A paradigm shift from "data augmentation" to "stress-testing": Distinct from previous studies that leverage synthetic data to improve model performance, this work focuses on using synthetic data to expose model deficiencies, which is extremely valuable for safety evaluations prior to clinical deployment.
Zero-shot editing capability: The diffusion model can perform edits on datasets/pathologies not seen in its training set, demonstrating exceptional generalization.
The BioViL-T editing score provides a quantitative method to evaluate editing quality, although the authors acknowledge that it cannot detect all artifacts introduced by LANCE and DiffEdit.

Limitations & Future Work¶

Manual analysis of training data and prediction of potential failure cases is required: Automated failure mode discovery remains an open challenge, presenting an area for future exploration.
Inability to handle all types of shift testing: For example, cardiomegaly alters the segmentation annotations, which is not directly supported by the current method.
Uncertain relationship between editing quality and downstream performance: Performance degradation does not necessarily reflect real-world performance; it could potentially stem from suboptimal editing quality.
Reliance on the pretrained BioViL-T model for filtering: The evaluation model itself might introduce biases.
Sensitivity to hyperparameters: Parameters such as CFG weight, inference steps, and encoding timesteps markedly impact editing quality.

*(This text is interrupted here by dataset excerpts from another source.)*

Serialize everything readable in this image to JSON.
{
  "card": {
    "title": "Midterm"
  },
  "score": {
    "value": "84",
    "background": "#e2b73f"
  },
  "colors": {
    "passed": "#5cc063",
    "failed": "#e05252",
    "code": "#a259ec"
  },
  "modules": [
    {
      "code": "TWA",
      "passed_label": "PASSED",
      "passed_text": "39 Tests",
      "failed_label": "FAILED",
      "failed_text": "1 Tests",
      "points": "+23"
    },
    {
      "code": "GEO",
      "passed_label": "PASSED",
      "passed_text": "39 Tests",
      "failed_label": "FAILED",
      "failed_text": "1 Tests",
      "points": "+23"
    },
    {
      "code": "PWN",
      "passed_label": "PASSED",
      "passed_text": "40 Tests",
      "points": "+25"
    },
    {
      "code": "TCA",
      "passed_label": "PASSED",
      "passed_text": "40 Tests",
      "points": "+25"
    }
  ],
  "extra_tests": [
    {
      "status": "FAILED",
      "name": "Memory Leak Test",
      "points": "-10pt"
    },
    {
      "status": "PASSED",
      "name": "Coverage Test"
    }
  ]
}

LANCE [Prabhu et al.]: Uses LLMs to modify image captions for editing images in stress-testing, but its use of global prompts leads to uncontrollable modifications.
DiffEdit [Couairon et al.]: Automatically predicts editing masks via text prompts, but suffers from insufficient mask prediction accuracy and tends to include spurious correlation regions.
DDPM Inversion [Huberman-Spiegelglas et al.]: Improves the structure-preserving capability of DDIM inversion and serves as an important technical foundation for RadEdit.
BioViL-T [Bannur et al.]: A domain-specific vision-language model, providing the foundation for evaluating the quality of medical image edits.
The core insight from this work: in medical image editing, spurious correlations must be explicitly handled; simple masks or global edits are insufficient.

Rating¶

Novelty: ⭐⭐⭐⭐ The dual-mask mechanism is simple yet effective, and expanding stress-testing to segmentation models is pioneering.
Experimental Thoroughness: ⭐⭐⭐⭐⭐ The three shift scenarios are elegantly designed, the comparison between weak and strong predictors is convincing, and the methodological comparison is comprehensive.
Writing Quality: ⭐⭐⭐⭐⭐ The paper is logically clear, the motivation is fully elaborated, and the algorithmic pseudocode is well-structured.
Value: ⭐⭐⭐⭐ Highly significant for safety evaluations of medical AI prior to deployment, though it requires manual design of test scenarios.